I’ve been working on monthly report creation to show flow totals and pump run times for some wells.
The PLCs have flow totalizers and pump elapsed run time meters running and are reset daily. The flow totalizer and pump elapsed run time meter tags are being historized.
I have tag historian query data source configured for these tags in the report and am looking for the max values. This data is then populated in a table. I have tried all the sample size methods and various combination of the advanced settings. I get a lot of good, verified data (when compared to the actual tag data where I can still see it).
I also get some odd, patterned erroneous data. When a well was run for a short duration, I get small diminishing flow totals populated in my table for the next several succeeding days and no run time data (0). It’s very patterned across all the wells, like diminishing an even amount each day.
I also get the odd run time data with no flow total data, but that’s pretty uncommon.
Instead of dividing the flow totals by 1,000,000, I populated a test report with gallons to look at the decreasing sequences and did the math. They decrease by exactly the same amount within a sequence, down to a thousandth of a gallon. Each sequence decreases by a unique set amount, but within a sequence, same number.
Sounds like you are trying to totalize with floating point registers. As the absolute value gets larger, the amount of precision when adding small increments greatly diminishes, and you effectively reach the point where the typical increment is indistinguishable from zero (in the floating point range).

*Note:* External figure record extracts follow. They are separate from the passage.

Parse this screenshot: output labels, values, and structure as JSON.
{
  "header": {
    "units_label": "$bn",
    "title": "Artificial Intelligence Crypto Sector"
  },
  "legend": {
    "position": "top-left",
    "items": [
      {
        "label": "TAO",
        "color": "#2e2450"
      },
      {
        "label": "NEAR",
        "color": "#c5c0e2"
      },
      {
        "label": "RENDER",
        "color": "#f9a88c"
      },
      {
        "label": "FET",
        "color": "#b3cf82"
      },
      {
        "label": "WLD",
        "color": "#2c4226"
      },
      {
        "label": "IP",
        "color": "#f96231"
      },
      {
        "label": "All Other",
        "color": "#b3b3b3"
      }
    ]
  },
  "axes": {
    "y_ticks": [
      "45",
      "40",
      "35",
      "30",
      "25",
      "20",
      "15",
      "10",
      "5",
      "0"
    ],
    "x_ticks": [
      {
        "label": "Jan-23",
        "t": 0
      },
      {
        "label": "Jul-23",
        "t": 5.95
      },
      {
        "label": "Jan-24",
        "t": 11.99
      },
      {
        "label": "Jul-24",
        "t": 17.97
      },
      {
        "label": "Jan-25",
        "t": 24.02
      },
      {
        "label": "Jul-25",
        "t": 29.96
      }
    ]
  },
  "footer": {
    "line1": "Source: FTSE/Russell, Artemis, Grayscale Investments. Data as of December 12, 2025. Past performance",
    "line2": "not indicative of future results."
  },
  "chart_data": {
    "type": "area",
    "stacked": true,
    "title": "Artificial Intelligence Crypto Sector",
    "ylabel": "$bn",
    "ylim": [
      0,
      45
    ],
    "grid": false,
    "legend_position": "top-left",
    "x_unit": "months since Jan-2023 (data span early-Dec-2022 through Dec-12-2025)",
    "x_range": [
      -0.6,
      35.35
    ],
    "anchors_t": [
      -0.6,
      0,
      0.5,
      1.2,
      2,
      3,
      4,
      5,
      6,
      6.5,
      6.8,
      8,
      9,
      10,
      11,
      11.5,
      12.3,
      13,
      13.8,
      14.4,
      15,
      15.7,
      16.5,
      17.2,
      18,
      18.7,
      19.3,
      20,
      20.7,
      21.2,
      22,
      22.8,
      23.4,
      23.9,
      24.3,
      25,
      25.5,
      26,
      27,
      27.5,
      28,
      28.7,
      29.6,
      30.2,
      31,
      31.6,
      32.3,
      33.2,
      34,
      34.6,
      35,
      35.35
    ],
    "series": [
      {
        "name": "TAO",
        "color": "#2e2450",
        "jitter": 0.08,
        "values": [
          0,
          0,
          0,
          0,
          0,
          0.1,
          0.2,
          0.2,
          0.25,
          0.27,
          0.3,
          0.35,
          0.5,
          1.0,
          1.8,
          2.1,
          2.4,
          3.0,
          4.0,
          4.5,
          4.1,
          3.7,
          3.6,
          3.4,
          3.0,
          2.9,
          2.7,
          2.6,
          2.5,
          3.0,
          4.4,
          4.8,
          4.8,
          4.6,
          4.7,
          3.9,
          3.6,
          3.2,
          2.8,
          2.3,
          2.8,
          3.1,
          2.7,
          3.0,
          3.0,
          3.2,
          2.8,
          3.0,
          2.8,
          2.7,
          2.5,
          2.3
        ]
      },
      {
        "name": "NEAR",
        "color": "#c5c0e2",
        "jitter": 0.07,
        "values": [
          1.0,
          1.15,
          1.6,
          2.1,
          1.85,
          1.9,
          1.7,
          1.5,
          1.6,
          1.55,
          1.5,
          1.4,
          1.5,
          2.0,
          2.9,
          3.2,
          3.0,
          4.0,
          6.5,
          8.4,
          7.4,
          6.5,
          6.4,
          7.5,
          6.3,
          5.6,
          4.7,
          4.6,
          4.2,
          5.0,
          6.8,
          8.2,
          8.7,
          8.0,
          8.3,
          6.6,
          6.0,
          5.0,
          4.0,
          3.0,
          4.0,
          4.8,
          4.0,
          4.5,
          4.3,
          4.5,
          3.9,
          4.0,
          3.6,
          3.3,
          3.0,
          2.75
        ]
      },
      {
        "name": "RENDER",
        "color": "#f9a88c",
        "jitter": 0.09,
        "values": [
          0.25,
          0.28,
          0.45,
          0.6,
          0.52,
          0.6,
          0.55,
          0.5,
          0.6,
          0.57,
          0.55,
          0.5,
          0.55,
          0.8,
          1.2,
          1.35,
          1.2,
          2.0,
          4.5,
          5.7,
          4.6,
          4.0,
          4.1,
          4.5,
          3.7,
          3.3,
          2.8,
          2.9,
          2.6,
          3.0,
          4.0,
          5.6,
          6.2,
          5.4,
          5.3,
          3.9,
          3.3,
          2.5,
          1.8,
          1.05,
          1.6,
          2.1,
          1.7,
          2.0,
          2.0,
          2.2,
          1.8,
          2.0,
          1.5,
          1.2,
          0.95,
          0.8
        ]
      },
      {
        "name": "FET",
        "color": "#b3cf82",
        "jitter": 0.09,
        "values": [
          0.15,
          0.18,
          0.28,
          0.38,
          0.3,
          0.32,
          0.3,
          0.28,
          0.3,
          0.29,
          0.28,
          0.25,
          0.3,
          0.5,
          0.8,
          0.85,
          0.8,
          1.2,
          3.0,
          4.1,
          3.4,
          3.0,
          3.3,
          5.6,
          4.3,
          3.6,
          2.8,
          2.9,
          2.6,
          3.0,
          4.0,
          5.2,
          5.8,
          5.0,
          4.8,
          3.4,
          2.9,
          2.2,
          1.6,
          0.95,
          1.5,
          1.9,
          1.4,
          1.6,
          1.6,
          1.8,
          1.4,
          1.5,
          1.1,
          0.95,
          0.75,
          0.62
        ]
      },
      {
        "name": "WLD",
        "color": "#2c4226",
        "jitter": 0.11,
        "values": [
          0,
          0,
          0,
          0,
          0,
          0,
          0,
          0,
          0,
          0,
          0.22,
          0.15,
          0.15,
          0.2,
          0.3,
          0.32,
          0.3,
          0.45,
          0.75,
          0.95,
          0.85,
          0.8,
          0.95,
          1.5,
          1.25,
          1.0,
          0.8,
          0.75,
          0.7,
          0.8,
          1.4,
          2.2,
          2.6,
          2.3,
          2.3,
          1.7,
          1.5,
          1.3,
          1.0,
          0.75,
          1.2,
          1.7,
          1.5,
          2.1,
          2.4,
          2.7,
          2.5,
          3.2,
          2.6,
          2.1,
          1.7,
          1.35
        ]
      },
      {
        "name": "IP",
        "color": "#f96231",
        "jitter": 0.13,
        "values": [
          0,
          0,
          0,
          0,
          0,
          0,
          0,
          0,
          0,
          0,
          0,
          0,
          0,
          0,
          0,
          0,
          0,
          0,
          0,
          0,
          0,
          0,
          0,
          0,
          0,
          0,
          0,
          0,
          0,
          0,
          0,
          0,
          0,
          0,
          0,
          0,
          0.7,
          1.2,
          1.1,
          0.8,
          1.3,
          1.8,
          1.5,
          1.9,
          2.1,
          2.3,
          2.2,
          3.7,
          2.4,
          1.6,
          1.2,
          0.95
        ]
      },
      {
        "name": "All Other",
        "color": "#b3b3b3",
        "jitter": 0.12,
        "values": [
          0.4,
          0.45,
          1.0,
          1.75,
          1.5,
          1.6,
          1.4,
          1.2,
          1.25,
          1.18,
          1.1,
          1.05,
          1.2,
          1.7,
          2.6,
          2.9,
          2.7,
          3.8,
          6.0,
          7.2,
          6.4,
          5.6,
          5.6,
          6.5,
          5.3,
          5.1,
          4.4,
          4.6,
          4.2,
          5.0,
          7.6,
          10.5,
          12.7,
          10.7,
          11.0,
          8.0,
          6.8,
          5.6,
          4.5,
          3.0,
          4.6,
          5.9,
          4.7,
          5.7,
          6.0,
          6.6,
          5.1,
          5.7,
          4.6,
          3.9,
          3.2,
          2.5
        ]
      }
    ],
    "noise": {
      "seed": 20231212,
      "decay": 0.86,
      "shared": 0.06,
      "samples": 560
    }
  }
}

The typical, relatively robust, way to avoid this requires two registers--a 32-bit integer for the whole number part of the total, and a 32-bit float for the fractional part, where the latter is constrained to 0.0 ≤ x <1.0. The PLC would multiply time interval and subject rate and add to the float. Then, if ≥ 1.0, add the whole part to the integer and keep just the fraction in the float.
Record the integer part at regular intervals, and never reset it. (Let it roll over like an odometer.)